A year ago, I wrote an article criticising the lack of progress on the revised NBN plan, introduced by Malcolm Turnbull after the change in government in 2013.
I labelled it a “dismal” performance – and that’s exactly what it was.
Greens Senator Scott Ludlam questioned progress at a Senate hearing on July 11, 2014, which revealed:
“Malcolm Turnbull’s NBN plan is in tatters after revelations in a Senate hearing today that not a single user has been connected to its Fibre to the Node trial, despite announcing the pilot nine months ago.”
In the nine months previous to July last year, not one user had apparently been connected to an MTM-based NBN service – not one.
You would hope that after an entire year that things might be moving along a little better, but how have things been going in the 12 months since last July?
Coalition Policy Shift Creates NBN Co Mess |
“After nearly two years the revised agreements with Telstra has only just commenced, and the Optus agreement hasn’t. The rollout of FTTN and HFC is still in the trial phase and of the million premises made “serviceable” by the NBN, only 67 were served by an MTM technology.”
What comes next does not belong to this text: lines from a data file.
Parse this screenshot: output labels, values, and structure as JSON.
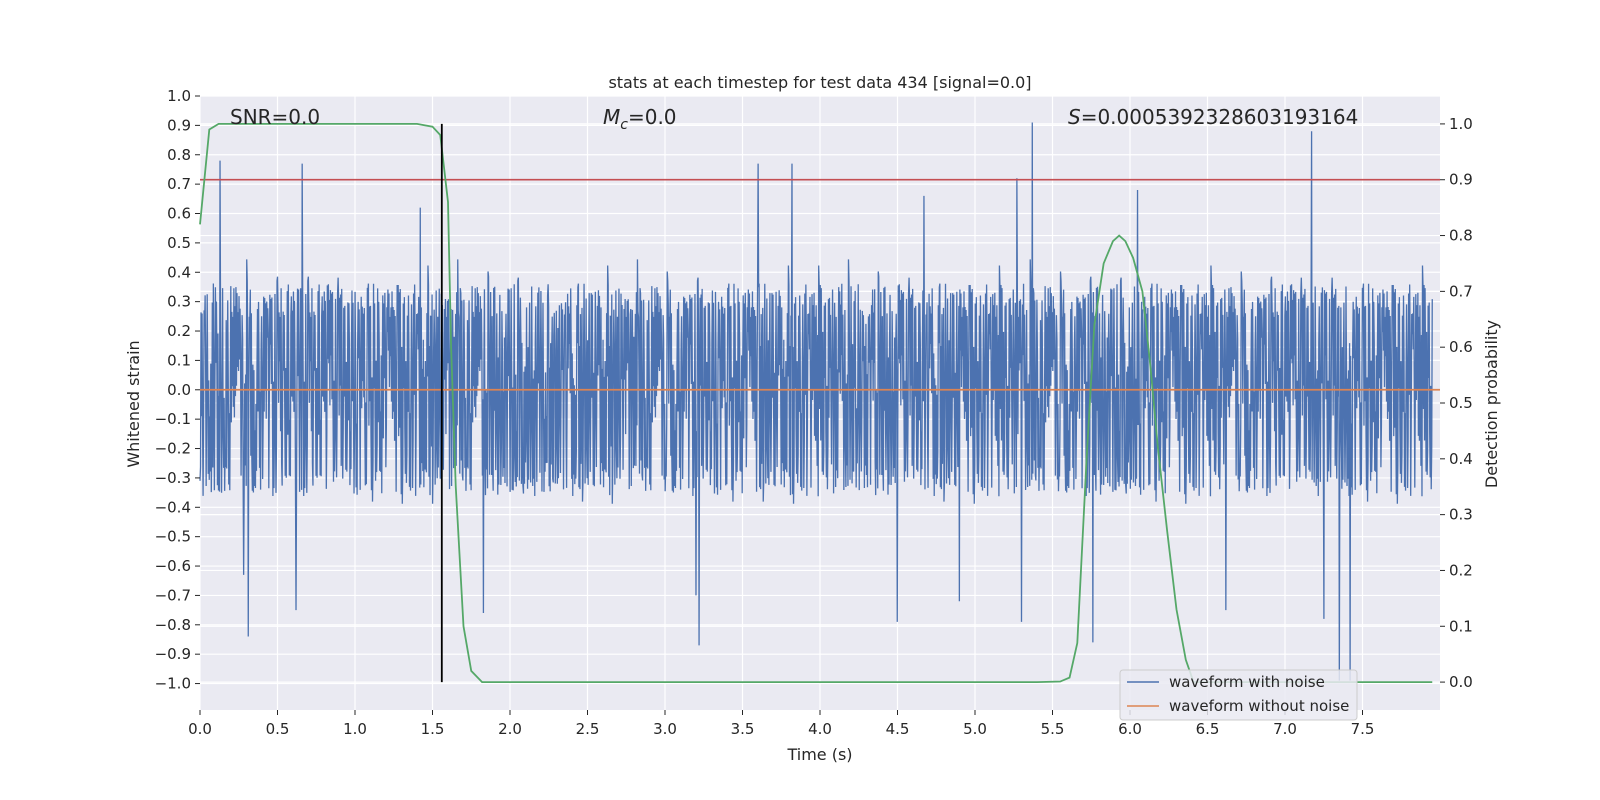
{
  "chart_data": {
    "type": "line",
    "title": "stats at each timestep for test data 434 [signal=0.0]",
    "xlabel": "Time (s)",
    "ylabel_left": "Whitened strain",
    "ylabel_right": "Detection probability",
    "xlim": [
      0.0,
      8.0
    ],
    "ylim_left": [
      -1.09,
      1.0
    ],
    "ylim_right": [
      -0.05,
      1.05
    ],
    "x_ticks": [
      "0.0",
      "0.5",
      "1.0",
      "1.5",
      "2.0",
      "2.5",
      "3.0",
      "3.5",
      "4.0",
      "4.5",
      "5.0",
      "5.5",
      "6.0",
      "6.5",
      "7.0",
      "7.5"
    ],
    "x_tick_values": [
      0,
      0.5,
      1,
      1.5,
      2,
      2.5,
      3,
      3.5,
      4,
      4.5,
      5,
      5.5,
      6,
      6.5,
      7,
      7.5
    ],
    "y_left_ticks": [
      "1.0",
      "0.9",
      "0.8",
      "0.7",
      "0.6",
      "0.5",
      "0.4",
      "0.3",
      "0.2",
      "0.1",
      "0.0",
      "−0.1",
      "−0.2",
      "−0.3",
      "−0.4",
      "−0.5",
      "−0.6",
      "−0.7",
      "−0.8",
      "−0.9",
      "−1.0"
    ],
    "y_left_tick_values": [
      1.0,
      0.9,
      0.8,
      0.7,
      0.6,
      0.5,
      0.4,
      0.3,
      0.2,
      0.1,
      0.0,
      -0.1,
      -0.2,
      -0.3,
      -0.4,
      -0.5,
      -0.6,
      -0.7,
      -0.8,
      -0.9,
      -1.0
    ],
    "y_right_ticks": [
      "1.0",
      "0.9",
      "0.8",
      "0.7",
      "0.6",
      "0.5",
      "0.4",
      "0.3",
      "0.2",
      "0.1",
      "0.0"
    ],
    "y_right_tick_values": [
      1.0,
      0.9,
      0.8,
      0.7,
      0.6,
      0.5,
      0.4,
      0.3,
      0.2,
      0.1,
      0.0
    ],
    "annotations": {
      "snr": "SNR=0.0",
      "mc_symbol": "M",
      "mc_sub": "c",
      "mc_value": "=0.0",
      "s_symbol": "S",
      "s_value": "=0.0005392328603193164"
    },
    "threshold": 0.9,
    "marker_time": 1.56,
    "noise_series": {
      "name": "waveform with noise",
      "color": "#4c72b0",
      "core_amplitude": 0.33,
      "peaks": [
        {
          "t": 0.13,
          "v": 0.78
        },
        {
          "t": 0.66,
          "v": 0.77
        },
        {
          "t": 3.6,
          "v": 0.77
        },
        {
          "t": 3.82,
          "v": 0.77
        },
        {
          "t": 5.37,
          "v": 0.91
        },
        {
          "t": 7.17,
          "v": 0.88
        },
        {
          "t": 5.27,
          "v": 0.72
        },
        {
          "t": 1.42,
          "v": 0.62
        },
        {
          "t": 6.05,
          "v": 0.68
        },
        {
          "t": 4.67,
          "v": 0.66
        },
        {
          "t": 0.31,
          "v": -0.84
        },
        {
          "t": 3.22,
          "v": -0.87
        },
        {
          "t": 5.76,
          "v": -0.86
        },
        {
          "t": 7.35,
          "v": -0.99
        },
        {
          "t": 7.42,
          "v": -0.99
        },
        {
          "t": 3.2,
          "v": -0.7
        },
        {
          "t": 4.5,
          "v": -0.79
        },
        {
          "t": 0.62,
          "v": -0.75
        },
        {
          "t": 5.3,
          "v": -0.79
        },
        {
          "t": 1.83,
          "v": -0.76
        },
        {
          "t": 6.62,
          "v": -0.75
        },
        {
          "t": 7.25,
          "v": -0.78
        },
        {
          "t": 0.28,
          "v": -0.63
        },
        {
          "t": 4.9,
          "v": -0.72
        }
      ]
    },
    "clean_series": {
      "name": "waveform without noise",
      "color": "#dd8452",
      "value": 0.0
    },
    "probability_series": {
      "name": "detection probability",
      "color": "#55a868",
      "x": [
        0.0,
        0.06,
        0.12,
        0.2,
        0.4,
        0.8,
        1.2,
        1.4,
        1.5,
        1.55,
        1.6,
        1.62,
        1.65,
        1.7,
        1.75,
        1.82,
        1.9,
        2.5,
        3.5,
        4.5,
        5.4,
        5.55,
        5.61,
        5.66,
        5.72,
        5.77,
        5.83,
        5.89,
        5.93,
        5.97,
        6.02,
        6.08,
        6.13,
        6.18,
        6.24,
        6.3,
        6.36,
        6.41,
        6.5,
        7.0,
        7.5,
        7.95
      ],
      "y": [
        0.82,
        0.99,
        1.0,
        1.0,
        1.0,
        1.0,
        1.0,
        1.0,
        0.995,
        0.98,
        0.86,
        0.6,
        0.35,
        0.1,
        0.02,
        0.0,
        0.0,
        0.0,
        0.0,
        0.0,
        0.0,
        0.001,
        0.008,
        0.07,
        0.4,
        0.64,
        0.75,
        0.79,
        0.8,
        0.79,
        0.76,
        0.7,
        0.57,
        0.42,
        0.27,
        0.13,
        0.04,
        0.0,
        0.0,
        0.0,
        0.0,
        0.0
      ]
    },
    "legend": {
      "position": "lower-right",
      "entries": [
        {
          "label": "waveform with noise",
          "color": "#4c72b0"
        },
        {
          "label": "waveform without noise",
          "color": "#dd8452"
        }
      ]
    },
    "colors": {
      "plot_bg": "#eaeaf2",
      "grid": "#ffffff",
      "threshold": "#c44e52",
      "marker": "#000000"
    }
  }
}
Only 67 in twelve months? After nine months with none?
Where is the media attack on this, after it mercilessly attacked the previous FTTP plan? A plan which was at least making progress, albeit more slowly than expected or hoped.
Further:
“Mr Turnbull’s commitment to telling the truth has resulted in the company saying almost nothing. The Strategic Review was heavily redacted, blacking out anything that involved forward commitments. It is now 34 months since NBN Co last issued a full Corporate Plan.”
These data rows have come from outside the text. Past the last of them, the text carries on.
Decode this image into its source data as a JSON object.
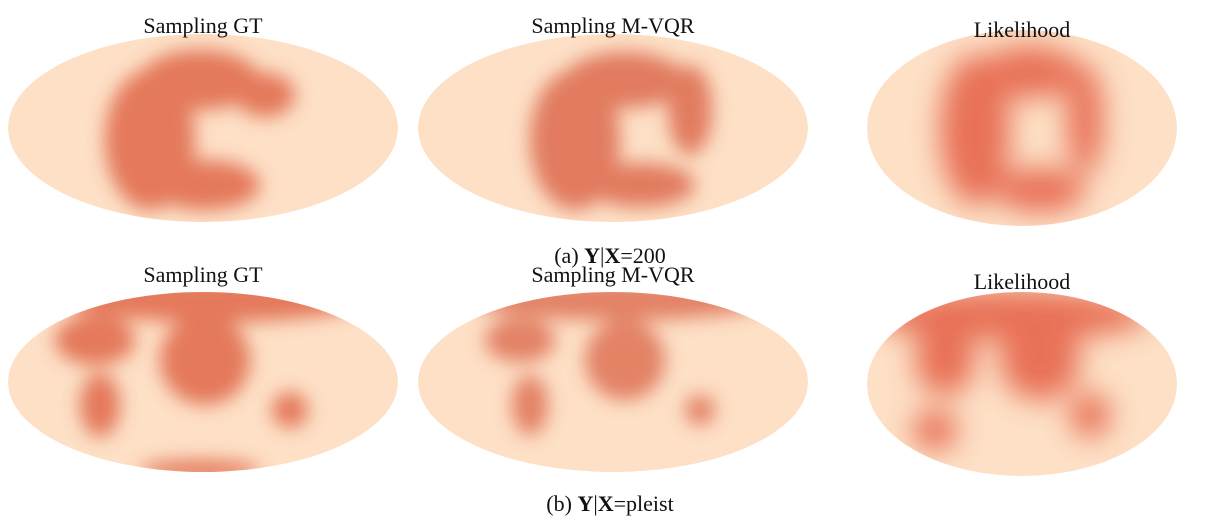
{
  "rows": [
    {
      "panels": [
        "Sampling GT",
        "Sampling M-VQR",
        "Likelihood"
      ],
      "caption": {
        "label": "(a)",
        "var": "Y",
        "sep": "|",
        "cond": "X",
        "value": "=200"
      }
    },
    {
      "panels": [
        "Sampling GT",
        "Sampling M-VQR",
        "Likelihood"
      ],
      "caption": {
        "label": "(b)",
        "var": "Y",
        "sep": "|",
        "cond": "X",
        "value": "=pleist"
      }
    }
  ]
}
No corporate plan in 34 months? Under the previous government, these were coming out generally once a year – and sometimes more often than that.
If these details are correct – and they do appear to be – some serious questions need to be asked. He promised a “value for money” NBN solution, and we’re getting nothing of the sort. We are getting redacted documents, and little or no transparency. Certainly, we’re also getting little or no progress.
Malcolm Turnbull is the responsible minister here, and the buck stops with him. Yet in every visible way, he is still failing dismally.